Calcio giocato. Inutile girarci intorno: a mettere insieme le parole ’Cesena’ e ’Scalabrelli’, si finisce sempre col tornare al 3-3 interno col Cosenza del 2000. L’anticamera della retrocessione in C. Aveste vinto, sareste stati salvi.

"A dieci giornate dalla fine avevamo 9 punti di margine, credemmo che la pratica fosse chiusa e sbagliammo gli approcci a tante gare. A quella, che fu decisiva, ma non solo".

Giocò probabilmente la sua peggior partita nel momento decisivo. Se ad andare male fosse stata la quarta giornata del girone d’andata, ora non se lo ricorderebbe nessuno.

"Anche col Vicenza avrei potuto fare molto di più. Ripeto, fu l’atteggiamento sbagliato a fare la differenza. Lo ho imparato sulla mia pelle. Ora non tollero mai cali di tensione, anche quando tutto sembra tranquillo".

I tifosi non le hanno perdonato quegli errori (anche ieri è stato esposto uno striscione di contestazione). E’ un fattore? Ha pensato a fare un passo indietro?
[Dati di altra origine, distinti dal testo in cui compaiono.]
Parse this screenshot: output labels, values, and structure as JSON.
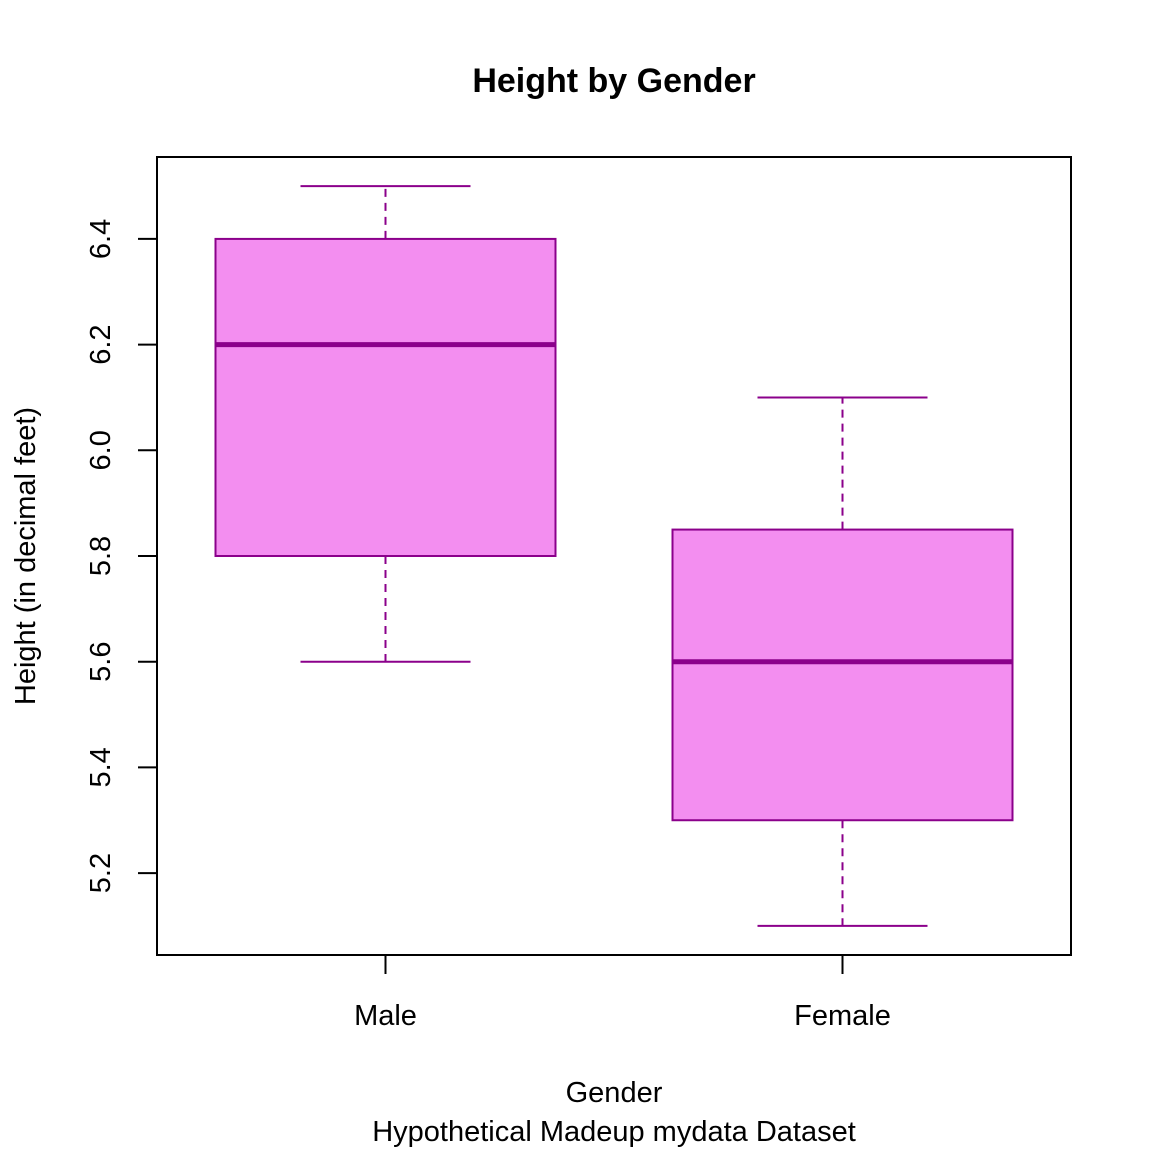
{
  "chart_data": {
    "type": "boxplot",
    "title": "Height by Gender",
    "xlabel": "Gender",
    "subtitle": "Hypothetical Madeup mydata Dataset",
    "ylabel": "Height (in decimal feet)",
    "ylim": [
      5.045,
      6.555
    ],
    "yticks": [
      5.2,
      5.4,
      5.6,
      5.8,
      6.0,
      6.2,
      6.4
    ],
    "ytick_labels": [
      "5.2",
      "5.4",
      "5.6",
      "5.8",
      "6.0",
      "6.2",
      "6.4"
    ],
    "categories": [
      "Male",
      "Female"
    ],
    "boxes": [
      {
        "category": "Male",
        "min": 5.6,
        "q1": 5.8,
        "median": 6.2,
        "q3": 6.4,
        "max": 6.5
      },
      {
        "category": "Female",
        "min": 5.1,
        "q1": 5.3,
        "median": 5.6,
        "q3": 5.85,
        "max": 6.1
      }
    ],
    "colors": {
      "fill": "#F38EF0",
      "border": "#8B008B"
    },
    "grid": false,
    "legend": "none"
  }
}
"Sul serio, da professionista: no. No, perché ho la coscienza pulita, perché so quello che ho fatto e so quanto è forte il mio legame col Cesena. Rispetto le scelte e il pensiero di tutti, ma non mi faccio influenzare".

Sabato si va a Pesaro, poi ci sarà il Manuzzi.

"Ci ero già tornato, ma da avversario non è la stessa cosa. Sarò emozionato, probabilmente. E vorrò vincere, di certo".

Ha ritrovato Sebastiano Rossi e Massimo Agostini. Valori aggiunti?

"Eccome. Conosco Rossi, ci siamo parlati diverse volte, ci stimiamo. Con Agostini c’è di più: vera e profonda amicizia, anche fuori dal campo. Ma in campo conta solo l’unità di intenti. E la nostra è chiarissima".

Rileva Flavoni, che a sua volta era subentrato ad Antonioli.

"Francesco è un grandissimo e a Cesena ha fatto davvero bene. Il calcio è fatto di cicli. Io sono stato tanti anni alla Spal, ora sono qui, in un club che amo e del quale sono sempre stato tifoso. Sono a casa e l’aria di casa è una meraviglia. Sono determinato a fare grandi cose".